Some Catholic commentators on voting have in recent years portrayed prudential judgment as having a deficient dignity and grasp of the truth. They say that there is a categorical claim to support candidates who legislatively oppose intrinsic evils, but only a secondary claim for candidates whose proposals rest on prudential judgment for their moral discernment.
To say this is to miss the central element of Catholic teaching about conscience and prudence. As the Catechism notes, "With the help (prudence), we apply moral principles to particular cases without error and overcome doubts about the good to achieve and the evil to be avoided."
Prudential judgment is not a secondary or deficient mode of discernment in the Christian conscience. It is the primary mode.

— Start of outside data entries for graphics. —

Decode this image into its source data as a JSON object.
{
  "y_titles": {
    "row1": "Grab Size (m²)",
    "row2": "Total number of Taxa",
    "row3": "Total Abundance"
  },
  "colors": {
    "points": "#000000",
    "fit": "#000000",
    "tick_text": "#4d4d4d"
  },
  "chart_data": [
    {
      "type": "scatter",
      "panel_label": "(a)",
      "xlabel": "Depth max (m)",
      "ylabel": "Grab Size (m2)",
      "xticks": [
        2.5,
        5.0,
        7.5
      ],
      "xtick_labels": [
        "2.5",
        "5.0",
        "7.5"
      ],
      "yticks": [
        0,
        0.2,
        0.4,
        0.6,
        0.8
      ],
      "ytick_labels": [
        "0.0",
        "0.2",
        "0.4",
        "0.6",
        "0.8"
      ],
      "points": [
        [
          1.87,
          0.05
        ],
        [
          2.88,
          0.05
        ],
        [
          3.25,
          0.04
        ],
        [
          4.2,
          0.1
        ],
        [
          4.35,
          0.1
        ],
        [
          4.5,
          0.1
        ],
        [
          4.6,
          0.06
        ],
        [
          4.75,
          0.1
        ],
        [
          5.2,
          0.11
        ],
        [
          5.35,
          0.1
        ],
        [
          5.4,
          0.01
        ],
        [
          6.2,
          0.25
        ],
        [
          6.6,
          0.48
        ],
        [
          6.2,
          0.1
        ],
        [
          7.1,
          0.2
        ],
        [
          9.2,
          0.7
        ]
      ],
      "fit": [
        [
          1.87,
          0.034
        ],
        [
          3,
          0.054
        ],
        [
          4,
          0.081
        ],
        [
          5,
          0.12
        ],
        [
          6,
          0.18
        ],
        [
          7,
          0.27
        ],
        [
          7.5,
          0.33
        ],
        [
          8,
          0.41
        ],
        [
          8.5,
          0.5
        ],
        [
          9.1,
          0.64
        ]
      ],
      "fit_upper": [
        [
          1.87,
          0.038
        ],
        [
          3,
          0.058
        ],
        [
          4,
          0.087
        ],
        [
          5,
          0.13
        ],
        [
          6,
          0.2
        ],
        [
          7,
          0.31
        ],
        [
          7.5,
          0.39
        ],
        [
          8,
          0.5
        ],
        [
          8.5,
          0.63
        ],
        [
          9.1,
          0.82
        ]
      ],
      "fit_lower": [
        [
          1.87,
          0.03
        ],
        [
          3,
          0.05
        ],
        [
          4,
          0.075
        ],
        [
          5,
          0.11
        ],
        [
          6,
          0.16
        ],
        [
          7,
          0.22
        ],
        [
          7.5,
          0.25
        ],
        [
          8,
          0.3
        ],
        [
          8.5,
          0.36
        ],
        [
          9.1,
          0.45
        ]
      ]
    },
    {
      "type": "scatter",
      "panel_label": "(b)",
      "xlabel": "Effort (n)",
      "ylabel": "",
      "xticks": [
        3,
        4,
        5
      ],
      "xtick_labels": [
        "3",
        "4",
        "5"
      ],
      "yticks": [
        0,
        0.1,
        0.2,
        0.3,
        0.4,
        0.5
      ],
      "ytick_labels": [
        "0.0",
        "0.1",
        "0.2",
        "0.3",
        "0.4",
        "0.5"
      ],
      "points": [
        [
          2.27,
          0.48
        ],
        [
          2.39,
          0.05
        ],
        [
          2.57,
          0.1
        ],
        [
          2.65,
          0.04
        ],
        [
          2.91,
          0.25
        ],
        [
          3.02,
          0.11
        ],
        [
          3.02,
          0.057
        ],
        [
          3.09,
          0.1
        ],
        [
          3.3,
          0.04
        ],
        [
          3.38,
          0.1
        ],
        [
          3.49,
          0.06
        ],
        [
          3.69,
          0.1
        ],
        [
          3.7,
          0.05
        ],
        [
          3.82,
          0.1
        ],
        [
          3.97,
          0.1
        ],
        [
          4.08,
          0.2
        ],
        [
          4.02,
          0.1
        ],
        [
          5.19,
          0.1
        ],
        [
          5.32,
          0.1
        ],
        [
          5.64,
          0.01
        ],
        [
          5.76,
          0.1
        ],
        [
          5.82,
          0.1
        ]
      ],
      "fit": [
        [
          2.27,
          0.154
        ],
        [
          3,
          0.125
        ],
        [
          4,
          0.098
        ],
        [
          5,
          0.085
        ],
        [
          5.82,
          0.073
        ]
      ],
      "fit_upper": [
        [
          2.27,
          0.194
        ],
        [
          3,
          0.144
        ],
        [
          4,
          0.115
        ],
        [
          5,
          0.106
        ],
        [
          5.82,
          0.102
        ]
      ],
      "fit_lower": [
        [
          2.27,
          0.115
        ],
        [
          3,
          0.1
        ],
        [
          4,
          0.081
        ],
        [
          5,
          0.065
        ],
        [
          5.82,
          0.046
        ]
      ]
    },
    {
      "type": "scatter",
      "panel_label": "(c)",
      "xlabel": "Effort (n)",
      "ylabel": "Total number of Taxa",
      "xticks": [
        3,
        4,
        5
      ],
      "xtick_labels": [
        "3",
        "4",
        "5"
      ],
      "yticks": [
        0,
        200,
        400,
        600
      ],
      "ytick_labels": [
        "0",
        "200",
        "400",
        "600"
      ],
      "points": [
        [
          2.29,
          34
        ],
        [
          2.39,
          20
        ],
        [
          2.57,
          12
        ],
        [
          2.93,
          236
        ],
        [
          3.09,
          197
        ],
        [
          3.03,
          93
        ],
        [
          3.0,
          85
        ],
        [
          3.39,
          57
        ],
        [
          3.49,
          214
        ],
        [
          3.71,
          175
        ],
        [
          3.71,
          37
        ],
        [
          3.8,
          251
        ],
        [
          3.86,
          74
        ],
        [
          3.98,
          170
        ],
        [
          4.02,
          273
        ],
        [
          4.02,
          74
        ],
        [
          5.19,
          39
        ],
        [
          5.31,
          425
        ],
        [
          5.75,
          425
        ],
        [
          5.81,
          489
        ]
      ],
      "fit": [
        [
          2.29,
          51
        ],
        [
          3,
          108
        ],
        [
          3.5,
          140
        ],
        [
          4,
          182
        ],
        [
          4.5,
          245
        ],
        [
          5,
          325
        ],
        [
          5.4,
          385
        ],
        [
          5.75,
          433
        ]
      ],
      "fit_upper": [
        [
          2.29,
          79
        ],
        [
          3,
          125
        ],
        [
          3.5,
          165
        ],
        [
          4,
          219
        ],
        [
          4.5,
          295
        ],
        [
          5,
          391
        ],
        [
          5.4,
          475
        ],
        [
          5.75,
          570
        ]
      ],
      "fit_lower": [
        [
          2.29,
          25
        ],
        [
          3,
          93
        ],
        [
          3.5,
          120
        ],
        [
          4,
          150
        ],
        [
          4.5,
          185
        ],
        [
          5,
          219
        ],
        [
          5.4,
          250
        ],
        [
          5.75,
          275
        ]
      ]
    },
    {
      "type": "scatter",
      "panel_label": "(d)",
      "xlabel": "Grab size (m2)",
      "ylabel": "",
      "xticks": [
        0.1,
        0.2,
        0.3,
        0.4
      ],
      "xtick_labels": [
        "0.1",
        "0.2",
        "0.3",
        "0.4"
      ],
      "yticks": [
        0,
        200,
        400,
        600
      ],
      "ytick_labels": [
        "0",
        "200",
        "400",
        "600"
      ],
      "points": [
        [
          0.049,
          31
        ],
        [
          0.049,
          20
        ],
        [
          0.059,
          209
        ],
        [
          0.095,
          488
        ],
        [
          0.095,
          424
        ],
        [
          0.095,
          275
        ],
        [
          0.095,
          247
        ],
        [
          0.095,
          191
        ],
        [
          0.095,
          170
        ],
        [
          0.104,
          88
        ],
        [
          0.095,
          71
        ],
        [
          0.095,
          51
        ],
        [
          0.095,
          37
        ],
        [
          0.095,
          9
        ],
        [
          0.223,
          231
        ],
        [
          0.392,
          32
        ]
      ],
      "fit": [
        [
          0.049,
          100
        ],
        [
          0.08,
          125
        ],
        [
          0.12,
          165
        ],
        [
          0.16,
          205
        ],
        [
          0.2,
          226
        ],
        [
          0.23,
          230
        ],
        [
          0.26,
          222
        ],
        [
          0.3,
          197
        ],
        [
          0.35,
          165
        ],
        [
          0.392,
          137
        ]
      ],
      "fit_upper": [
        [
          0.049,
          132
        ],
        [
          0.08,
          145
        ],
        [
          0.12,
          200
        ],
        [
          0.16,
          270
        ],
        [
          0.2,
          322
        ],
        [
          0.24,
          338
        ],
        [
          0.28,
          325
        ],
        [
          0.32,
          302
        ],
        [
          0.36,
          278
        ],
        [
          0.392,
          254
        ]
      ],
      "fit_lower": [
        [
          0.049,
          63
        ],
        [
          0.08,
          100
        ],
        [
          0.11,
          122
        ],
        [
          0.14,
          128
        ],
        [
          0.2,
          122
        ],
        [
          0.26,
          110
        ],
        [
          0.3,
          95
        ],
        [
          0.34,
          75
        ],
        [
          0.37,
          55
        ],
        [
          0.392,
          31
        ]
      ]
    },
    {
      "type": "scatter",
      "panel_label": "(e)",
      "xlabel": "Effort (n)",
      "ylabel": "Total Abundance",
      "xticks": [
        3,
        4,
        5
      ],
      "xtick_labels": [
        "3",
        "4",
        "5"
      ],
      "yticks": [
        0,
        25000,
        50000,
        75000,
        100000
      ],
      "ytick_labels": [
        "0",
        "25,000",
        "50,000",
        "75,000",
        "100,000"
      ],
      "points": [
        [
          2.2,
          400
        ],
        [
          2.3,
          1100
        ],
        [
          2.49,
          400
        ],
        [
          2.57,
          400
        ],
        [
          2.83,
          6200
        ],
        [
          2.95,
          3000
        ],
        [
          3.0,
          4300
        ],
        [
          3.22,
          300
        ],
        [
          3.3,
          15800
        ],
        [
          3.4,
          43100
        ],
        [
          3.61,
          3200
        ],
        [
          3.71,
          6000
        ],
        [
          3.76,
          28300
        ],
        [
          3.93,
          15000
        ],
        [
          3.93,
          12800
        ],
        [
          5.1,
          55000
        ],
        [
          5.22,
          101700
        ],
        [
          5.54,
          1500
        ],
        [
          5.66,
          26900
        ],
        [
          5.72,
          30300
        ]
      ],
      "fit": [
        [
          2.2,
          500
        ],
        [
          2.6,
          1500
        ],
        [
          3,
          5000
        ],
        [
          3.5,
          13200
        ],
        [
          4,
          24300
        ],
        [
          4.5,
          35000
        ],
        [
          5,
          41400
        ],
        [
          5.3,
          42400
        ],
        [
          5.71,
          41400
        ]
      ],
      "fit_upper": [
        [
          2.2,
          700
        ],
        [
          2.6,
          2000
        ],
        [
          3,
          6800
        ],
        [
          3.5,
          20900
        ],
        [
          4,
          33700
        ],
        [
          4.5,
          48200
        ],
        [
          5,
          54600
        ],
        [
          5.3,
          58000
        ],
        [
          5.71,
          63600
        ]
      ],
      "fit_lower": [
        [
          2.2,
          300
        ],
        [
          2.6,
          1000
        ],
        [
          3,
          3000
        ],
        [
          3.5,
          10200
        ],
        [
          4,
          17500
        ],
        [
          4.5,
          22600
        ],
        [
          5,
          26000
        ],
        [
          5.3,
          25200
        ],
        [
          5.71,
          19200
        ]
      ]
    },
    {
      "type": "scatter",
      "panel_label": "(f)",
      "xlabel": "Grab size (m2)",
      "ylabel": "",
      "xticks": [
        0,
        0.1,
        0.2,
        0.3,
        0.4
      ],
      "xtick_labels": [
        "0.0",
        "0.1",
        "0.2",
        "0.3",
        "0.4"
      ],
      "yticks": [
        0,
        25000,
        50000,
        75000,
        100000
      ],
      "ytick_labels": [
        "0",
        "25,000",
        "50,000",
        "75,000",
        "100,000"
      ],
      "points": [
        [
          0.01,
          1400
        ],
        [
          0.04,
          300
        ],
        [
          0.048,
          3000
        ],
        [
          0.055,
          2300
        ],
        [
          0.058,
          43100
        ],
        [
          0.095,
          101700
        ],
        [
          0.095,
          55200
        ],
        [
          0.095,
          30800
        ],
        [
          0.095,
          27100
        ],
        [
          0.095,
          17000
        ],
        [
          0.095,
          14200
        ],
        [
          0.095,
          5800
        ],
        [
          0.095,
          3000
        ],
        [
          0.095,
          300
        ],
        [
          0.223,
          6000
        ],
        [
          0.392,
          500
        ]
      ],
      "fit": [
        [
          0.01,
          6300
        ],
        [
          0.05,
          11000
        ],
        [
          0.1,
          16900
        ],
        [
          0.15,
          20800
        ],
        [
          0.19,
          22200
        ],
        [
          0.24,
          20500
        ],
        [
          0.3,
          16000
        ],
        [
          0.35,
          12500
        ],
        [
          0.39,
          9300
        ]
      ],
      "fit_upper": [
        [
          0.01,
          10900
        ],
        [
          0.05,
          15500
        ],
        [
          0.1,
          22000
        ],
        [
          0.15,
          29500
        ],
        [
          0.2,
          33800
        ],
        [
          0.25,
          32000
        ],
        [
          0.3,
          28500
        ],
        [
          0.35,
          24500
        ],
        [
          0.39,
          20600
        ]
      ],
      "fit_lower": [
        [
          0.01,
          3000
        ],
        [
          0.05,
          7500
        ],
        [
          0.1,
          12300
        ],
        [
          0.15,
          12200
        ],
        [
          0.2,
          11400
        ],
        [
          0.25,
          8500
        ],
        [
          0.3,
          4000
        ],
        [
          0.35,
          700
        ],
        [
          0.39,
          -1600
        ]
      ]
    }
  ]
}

This is certainly true in voting for candidates for public office. The constellation of substantial moral elements that are relevant to deciding which candidate is most likely to advance the common good during her time in office can only be morally comprehended through the virtue of prudence. There cannot be faith-filled Catholic voting without the virtue of prudence, exercised within the sanctity of well-formed conscience.
In the closing remarks of his address to Congress in 2015, Pope Francis said a nation is great when it defends liberty as Abraham Lincoln did, when it seeks equality as Martin Luther King did, and when it strives for justice for the oppressed as Dorothy Day did. Let us pray that our nation moves toward such greatness in this election year, and that faith-filled prudent disciples are leading the way.
[Robert McElroy is the sixth bishop of San Diego, installed in 2015.]